Mehmet BARANSU
AK Parti’nin oylarını arttırarak üçüncü kez iktidar olmasının yankıları sürerken, geçen hafta önemli bir gelişme daha yaşandı. Emekli Genelkurmay Başkanı Orgeneral Hilmi Özkök, seçimlerden dört gün sonra 16 Haziran 2011 günü Genelkurmay Başkanlığı’nda, Türk Silahlı Kuvvetleri’nin bir numarası Orgeneral Işık Koşaner’le görüştü.
Ziyaret Genelkurmay Başkanlığı’nın internet sitesinden kısa bir açıklamayla duyuruldu. Açıklama kısa olunca da akıllara bir dizi soru geldi. Görüşmenin amacı neydi? Talep kimden gelmişti ve de en önemlisi içeride neler konuşuldu?
Görüşme kamuoyuna rutin bir gelişme olarak yansımasına rağmen, Karargâh’ın kodlarını yakından takip etmeye çalışan biri olarak, ziyareti anlamlı bir o kadar da sürpriz buldum. Ziyaret sürprizdi çünkü; Genelkurmay Başkanı Orgeneral Koşaner, göreve geldikten sonra Fenerbahçe Cumhuriyeti’nde ikamet eden emekliler tarafından yakın markaja alınmış, bir yıllık görev süresince de bu markajdan kurtulamamıştı. Askeri çevrelerde, “emeklilerin her isteğini yerine getiren komutan” olarak anılmaya başlanmıştı.
Bir tarafta Fenerbahçe Cumhuriyeti sakinleri, diğer tarafta onların “düşman” olarak gördükleri eski “komutanlarının” Karargâh’ta yaptığı görüşme, haliyle benim açımdan olağandışı bir gelişmeydi.
İşte bu olağandışı gelişmenin perde arkasında yaşananları öğrenmek için Karargâh’a yakın bazı isimlerle görüştüm.
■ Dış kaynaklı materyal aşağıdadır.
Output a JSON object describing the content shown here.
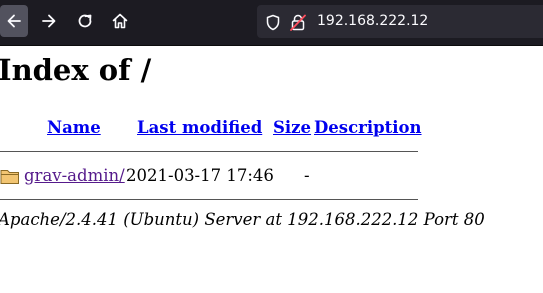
{
  "browser": {
    "url": "192.168.222.12",
    "icons": [
      "back-arrow-icon",
      "forward-arrow-icon",
      "reload-icon",
      "home-icon",
      "shield-icon",
      "insecure-lock-icon"
    ]
  },
  "page": {
    "title": "Index of /",
    "columns": [
      "Name",
      "Last modified",
      "Size",
      "Description"
    ],
    "rows": [
      {
        "icon": "folder-icon",
        "name": "grav-admin/",
        "modified": "2021-03-17 17:46",
        "size": "-",
        "description": ""
      }
    ],
    "footer": "Apache/2.4.41 (Ubuntu) Server at 192.168.222.12 Port 80"
  },
  "colors": {
    "toolbar": "#1c1b22",
    "urlbar": "#2b2a33",
    "link": "#0000ee",
    "visited_link": "#551a8b"
  }
}
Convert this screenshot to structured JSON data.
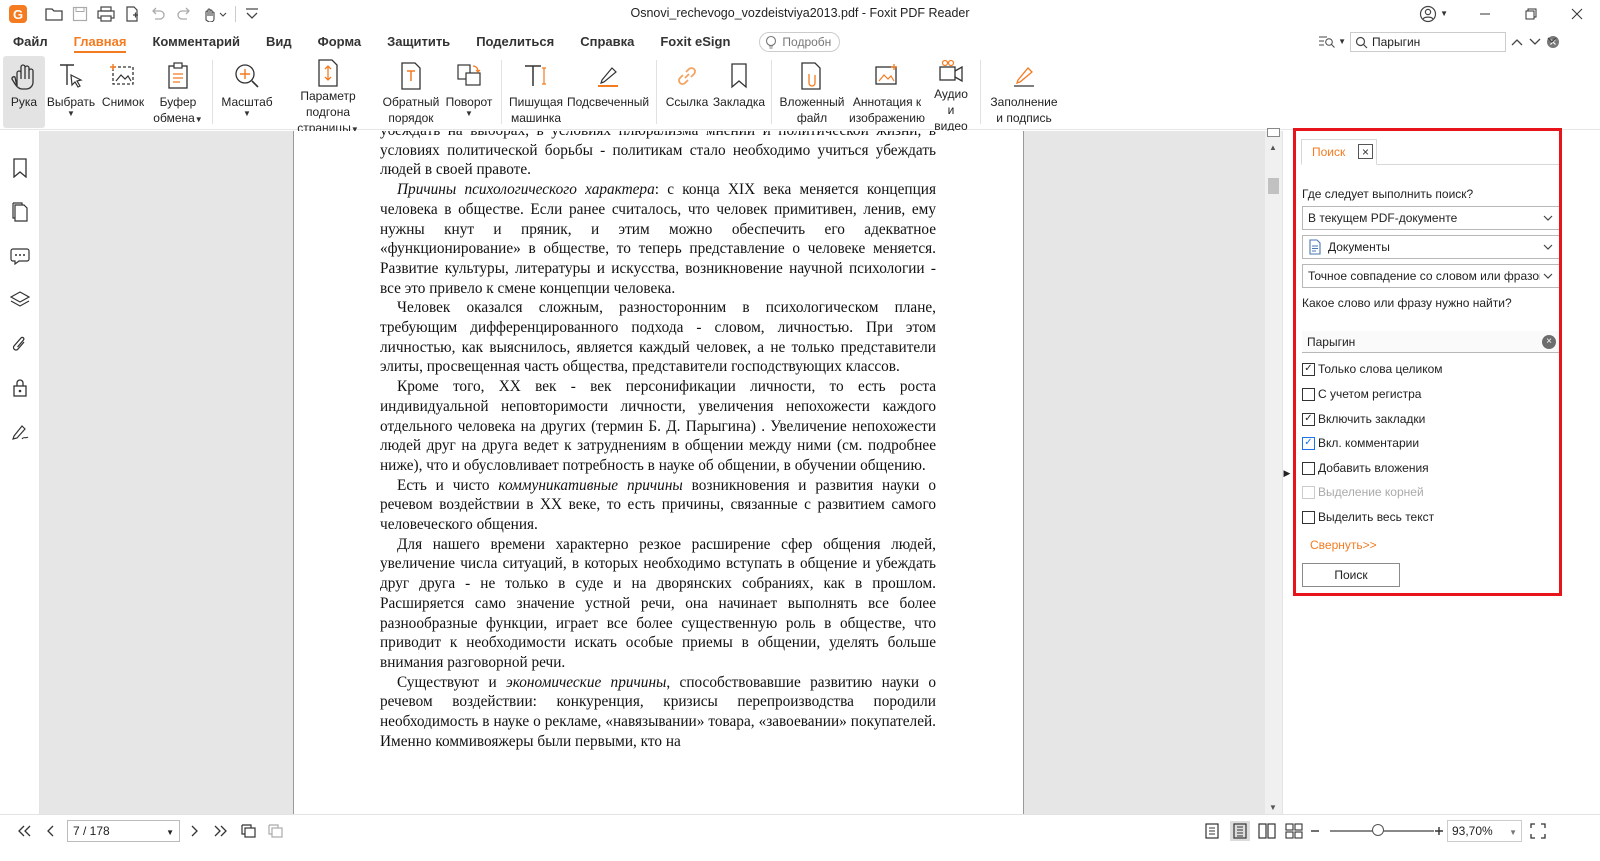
{
  "app": {
    "title": "Osnovi_rechevogo_vozdeistviya2013.pdf - Foxit PDF Reader",
    "logo_letter": "G",
    "accent_color": "#f47b20",
    "highlight_color": "#e8141c"
  },
  "menu": {
    "tabs": [
      "Файл",
      "Главная",
      "Комментарий",
      "Вид",
      "Форма",
      "Защитить",
      "Поделиться",
      "Справка",
      "Foxit eSign"
    ],
    "active_tab": "Главная",
    "help_search_placeholder": "Подробн",
    "top_search_value": "Парыгин"
  },
  "ribbon": {
    "hand": "Рука",
    "select": "Выбрать",
    "snapshot": "Снимок",
    "clipboard_1": "Буфер",
    "clipboard_2": "обмена",
    "zoom": "Масштаб",
    "page_fit_1": "Параметр подгона",
    "page_fit_2": "страницы",
    "reverse_1": "Обратный",
    "reverse_2": "порядок",
    "rotate": "Поворот",
    "typewriter_1": "Пишущая",
    "typewriter_2": "машинка",
    "highlighted": "Подсвеченный",
    "link": "Ссылка",
    "bookmark": "Закладка",
    "attached_1": "Вложенный",
    "attached_2": "файл",
    "image_annot_1": "Аннотация к",
    "image_annot_2": "изображению",
    "audio_video_1": "Аудио",
    "audio_video_2": "и видео",
    "fill_sign_1": "Заполнение",
    "fill_sign_2": "и подпись"
  },
  "document": {
    "paragraphs": [
      {
        "first": true,
        "text": "убеждать на  выборах, в условиях плюрализма мнений и политической жизни, в условиях политической  борьбы - политикам стало необходимо учиться убеждать людей в своей правоте."
      },
      {
        "italic_lead": "Причины психологического характера",
        "text": ": с конца XIX века меняется концепция человека в обществе. Если ранее считалось, что человек примитивен, ленив, ему нужны кнут и пряник, и этим можно обеспечить его адекватное «функционирование» в обществе, то теперь представление о человеке меняется. Развитие культуры, литературы и искусства, возникновение научной психологии  -  все это привело к смене концепции человека."
      },
      {
        "text": "Человек оказался сложным, разносторонним в психологическом плане, требующим дифференцированного подхода - словом, личностью. При этом личностью, как выяснилось, является каждый человек, а не только представители элиты, просвещенная часть общества, представители господствующих классов."
      },
      {
        "text": "Кроме того, XX век - век персонификации личности, то есть роста индивидуальной неповторимости личности, увеличения непохожести каждого отдельного человека на других (термин Б. Д. Парыгина) . Увеличение непохожести людей друг на друга ведет к затруднениям в общении между ними (см. подробнее ниже), что и обусловливает потребность в науке об общении, в обучении общению."
      },
      {
        "pre": "Есть и чисто ",
        "italic_mid": "коммуникативные причины",
        "text": " возникновения и развития науки о речевом воздействии в XX веке, то есть причины, связанные с развитием самого человеческого общения."
      },
      {
        "text": "Для нашего времени характерно резкое расширение сфер общения людей, увеличение числа ситуаций, в которых необходимо вступать в общение и убеждать друг друга - не только в суде и на дворянских собраниях, как в прошлом. Расширяется само значение устной  речи, она начинает выполнять все более разнообразные функции, играет все более существенную роль в обществе, что приводит к необходимости искать особые приемы в общении, уделять больше внимания разговорной речи."
      },
      {
        "pre": "Существуют и ",
        "italic_mid": "экономические причины",
        "text": ", способствовавшие развитию науки о речевом воздействии: конкуренция, кризисы перепроизводства породили необходимость в науке о рекламе, «навязывании» товара, «завоевании» покупателей. Именно коммивояжеры были первыми, кто на"
      }
    ]
  },
  "search_panel": {
    "tab_label": "Поиск",
    "where_label": "Где следует выполнить поиск?",
    "scope_value": "В текущем PDF-документе",
    "folder_value": "Документы",
    "match_value": "Точное совпадение со словом или фразой",
    "what_label": "Какое слово или фразу нужно найти?",
    "query_value": "Парыгин",
    "options": [
      {
        "label": "Только слова целиком",
        "checked": true,
        "disabled": false
      },
      {
        "label": "С учетом регистра",
        "checked": false,
        "disabled": false
      },
      {
        "label": "Включить закладки",
        "checked": true,
        "disabled": false
      },
      {
        "label": "Вкл. комментарии",
        "checked": true,
        "disabled": false
      },
      {
        "label": "Добавить вложения",
        "checked": false,
        "disabled": false
      },
      {
        "label": "Выделение корней",
        "checked": false,
        "disabled": true
      },
      {
        "label": "Выделить весь текст",
        "checked": false,
        "disabled": false
      }
    ],
    "collapse_link": "Свернуть>>",
    "search_button": "Поиск"
  },
  "status": {
    "page_indicator": "7 / 178",
    "zoom_value": "93,70%",
    "zoom_fraction": 0.42
  }
}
Haber kaynaklarımdan görüşmenin içeriğiyle ilgili “şimdilik” bilgi alamasam da en az içerik kadar önemli başka bir bilgi öğrendim.
Görüşme isteği emekli Orgeneral Özkök’ten değil, bizzat Genelkurmay Başkanı Orgeneral Işık Koşaner’den gelmiş.
Balyoz soruşturması kapsamında muvazzaf orgenerallerin tutuklanmasının hemen ardından Karargâh tarafından davetin yapılması da en az görüşme kadar önemli. Hem davetin hem görüşmenin neden önemli olduğunu anlamak için de birkaç ay öncesinde yaşanan gelişmelere bakmak gerekiyor.
Hatırlanacağı gibi Genelkurmay Başkanlığı 6 Nisan 2011 tarihinde kamuoyunda çok tartışılan bir açıklamaya imza atmıştı. Tutuklu Balyoz sanıklarının mahkemeye yaptıkları itirazın reddedilmesi üzerine, Genelkurmay sitesinden zehir zemberek bir açıklama yapılmıştı. Yapılan açıklama şöyleydi:
“5-7 Mart 2003 tarihinde 1’inci Ordu Komutanlığı’nda yapılan bir plan semineri ve bu seminerle ilişkilendirilmeye çalışılan ve bir darbe planı olduğu iddia edilen planla ilgili olarak başlatılan kovuşturma işlemi devam etmektedir. Halen tutuklu bulunan 163 askeri personelin, tutuksuz yargılanmak üzere yaptıkları müracaat 5 Nisan 2011 tarihinde itiraz mahkemesi tarafından ikinci kez reddedilerek, tutukluluk hallerinin devamına karar verilmiştir.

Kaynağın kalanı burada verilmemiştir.